The Fed is now in a “data-dependent” mode before it delivers what may be just one final increase in US borrowing costs next month, former Vice President Richard Clarida said.

“It was what I would call an awkward but hawkish pause,” Clarida, who is now a global economic advisor at Pacific Investment Management Co. told Bloomberg Television on Thursday.

The US economy is holding up, but losing steam.

While an advance in retail sales last month exceeded nearly every estimate, the report also showed consumer demand has moderated from the past year. Separate data showed factory production remained sluggish and applications for unemployment benefits held at the highest level since late 2021.

Other News

Australian employers are offering signing bonuses to entice workers, with companies like Wesfarmers Ltd. and Ramsay Health Care Ltd. reporting up to 8% in wage growth, highlighting a tight labor market and complicating the Reserve Bank’s inflation fight.

A popular bakery in the southeastern state of Victoria is prepared to give bonuses of up to A$700 ($477) to attract staff while public hospitals in the same state are offering A$5,000 to fresh nursing and midwifery graduates in addition to their salary.

“In the current market, job seekers are still spoiled for choice,” Callam Pickering, an economist at global jobs site Indeed Inc., said after Thursday’s data showed a surprise fall in unemployment. “Australia’s job vacancy rate is 2.8%, which is still around twice as high as was considered normal before the pandemic.”

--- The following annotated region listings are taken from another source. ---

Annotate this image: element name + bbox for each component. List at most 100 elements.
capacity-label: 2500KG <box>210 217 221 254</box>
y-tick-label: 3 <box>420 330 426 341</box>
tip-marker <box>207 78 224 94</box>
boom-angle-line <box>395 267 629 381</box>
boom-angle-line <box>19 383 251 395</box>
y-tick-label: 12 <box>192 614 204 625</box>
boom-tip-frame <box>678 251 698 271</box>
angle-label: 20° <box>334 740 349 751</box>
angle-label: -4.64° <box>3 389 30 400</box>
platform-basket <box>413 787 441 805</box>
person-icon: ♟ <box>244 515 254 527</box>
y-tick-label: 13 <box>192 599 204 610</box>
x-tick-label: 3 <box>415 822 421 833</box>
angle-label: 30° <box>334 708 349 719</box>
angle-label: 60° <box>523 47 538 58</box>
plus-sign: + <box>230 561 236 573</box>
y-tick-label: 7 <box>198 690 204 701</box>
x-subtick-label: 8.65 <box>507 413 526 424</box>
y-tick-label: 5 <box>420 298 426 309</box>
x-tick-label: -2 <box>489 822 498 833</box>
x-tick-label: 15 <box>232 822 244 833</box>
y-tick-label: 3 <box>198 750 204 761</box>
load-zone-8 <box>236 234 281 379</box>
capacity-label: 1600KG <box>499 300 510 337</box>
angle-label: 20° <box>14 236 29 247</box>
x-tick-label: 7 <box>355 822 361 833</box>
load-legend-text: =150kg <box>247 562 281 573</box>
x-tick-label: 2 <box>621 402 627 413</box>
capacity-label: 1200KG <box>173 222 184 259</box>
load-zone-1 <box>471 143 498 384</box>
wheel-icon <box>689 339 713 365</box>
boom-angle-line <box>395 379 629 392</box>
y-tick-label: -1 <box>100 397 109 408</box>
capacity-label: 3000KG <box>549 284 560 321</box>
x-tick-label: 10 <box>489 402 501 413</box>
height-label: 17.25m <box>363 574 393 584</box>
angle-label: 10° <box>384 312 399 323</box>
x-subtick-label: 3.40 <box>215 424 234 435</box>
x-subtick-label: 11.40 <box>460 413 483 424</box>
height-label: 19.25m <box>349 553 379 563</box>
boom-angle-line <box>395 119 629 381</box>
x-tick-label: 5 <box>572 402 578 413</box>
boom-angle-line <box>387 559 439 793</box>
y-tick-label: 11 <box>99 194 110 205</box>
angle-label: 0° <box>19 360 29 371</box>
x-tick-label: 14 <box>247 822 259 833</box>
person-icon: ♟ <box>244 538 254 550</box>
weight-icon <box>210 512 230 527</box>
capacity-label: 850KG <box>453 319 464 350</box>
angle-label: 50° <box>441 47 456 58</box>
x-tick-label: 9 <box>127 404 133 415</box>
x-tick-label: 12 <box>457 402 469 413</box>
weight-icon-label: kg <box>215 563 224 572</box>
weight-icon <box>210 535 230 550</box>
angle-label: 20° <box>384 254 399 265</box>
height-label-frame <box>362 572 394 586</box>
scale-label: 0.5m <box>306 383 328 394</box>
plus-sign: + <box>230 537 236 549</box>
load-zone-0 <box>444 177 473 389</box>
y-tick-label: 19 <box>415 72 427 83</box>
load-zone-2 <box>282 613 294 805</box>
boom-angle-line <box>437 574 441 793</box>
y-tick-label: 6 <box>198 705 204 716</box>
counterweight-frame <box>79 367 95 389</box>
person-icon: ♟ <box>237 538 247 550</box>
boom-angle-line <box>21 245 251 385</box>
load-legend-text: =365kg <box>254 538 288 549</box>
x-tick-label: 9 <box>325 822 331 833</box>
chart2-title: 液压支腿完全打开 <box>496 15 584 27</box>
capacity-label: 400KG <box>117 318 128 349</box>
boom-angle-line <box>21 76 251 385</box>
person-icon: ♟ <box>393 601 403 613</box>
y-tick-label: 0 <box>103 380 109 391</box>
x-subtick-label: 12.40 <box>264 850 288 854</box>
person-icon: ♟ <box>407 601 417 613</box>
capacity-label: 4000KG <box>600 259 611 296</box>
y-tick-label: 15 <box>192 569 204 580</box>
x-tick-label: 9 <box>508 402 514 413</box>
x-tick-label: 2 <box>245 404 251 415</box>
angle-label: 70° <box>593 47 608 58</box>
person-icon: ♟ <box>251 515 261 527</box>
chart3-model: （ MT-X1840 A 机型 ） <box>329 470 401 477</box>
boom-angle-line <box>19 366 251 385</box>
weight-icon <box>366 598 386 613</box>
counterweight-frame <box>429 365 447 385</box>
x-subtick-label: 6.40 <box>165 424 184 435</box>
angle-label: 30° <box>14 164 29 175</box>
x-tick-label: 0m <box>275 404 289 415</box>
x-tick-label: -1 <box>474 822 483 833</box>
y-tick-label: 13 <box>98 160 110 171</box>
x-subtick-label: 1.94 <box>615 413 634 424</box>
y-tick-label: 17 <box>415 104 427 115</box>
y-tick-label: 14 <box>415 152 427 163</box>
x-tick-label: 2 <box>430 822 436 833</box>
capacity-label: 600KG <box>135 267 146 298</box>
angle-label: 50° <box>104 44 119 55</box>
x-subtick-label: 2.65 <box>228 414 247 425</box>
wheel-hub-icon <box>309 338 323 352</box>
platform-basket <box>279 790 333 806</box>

Labor demand persists even after 12 interest-rate increases in the past year. That helps explain financial market pricing for at least two more hikes to take the cash rate to 4.6% from 4.1% now.

In New South Wales, restaurants such as Ripples and Cafe Bondi, has advertised a A$5,000 sign-on bonus for staff who can join “ASAP.”

Yet it isn’t all one-way, with a survey this week showing business confidence slipped into negative territory. Rebekah Mirium, director of events at Grove Bar in Sydney, said her firm has frozen hiring.

“We don’t have the ability to give any jobs,” Mirium said, referring to the soaring cost of doing business. “We’re making less revenue every day than before. We’re seeing a slump in foot traffic, in bums on seats, in patrons coming out and spending money.”

The RBA has raised rates by 4 percentage points since May 2022, its most aggressive tightening campaign in more than 30 years. Yet the jobless rate has remained in a 3.4%-3.7% range over the period and wage expectations have accelerated.

The rising pay demands are a key worry for RBA Governor Philip Lowe, who wants to avoid the type of price-wage spiral that policymakers in the US and UK are grappling with.

Inflation in Australia is hovering around 7% and the RBA only forecasts it to return to the top of its 2-3% target in two years’ time. Lowe recently highlighted upside risks to prices from services such as dining and healthcare.

“We have been prepared to be patient in getting inflation back to target,” the governor said last week. “But our patience has a limit and the risks are testing that limit.”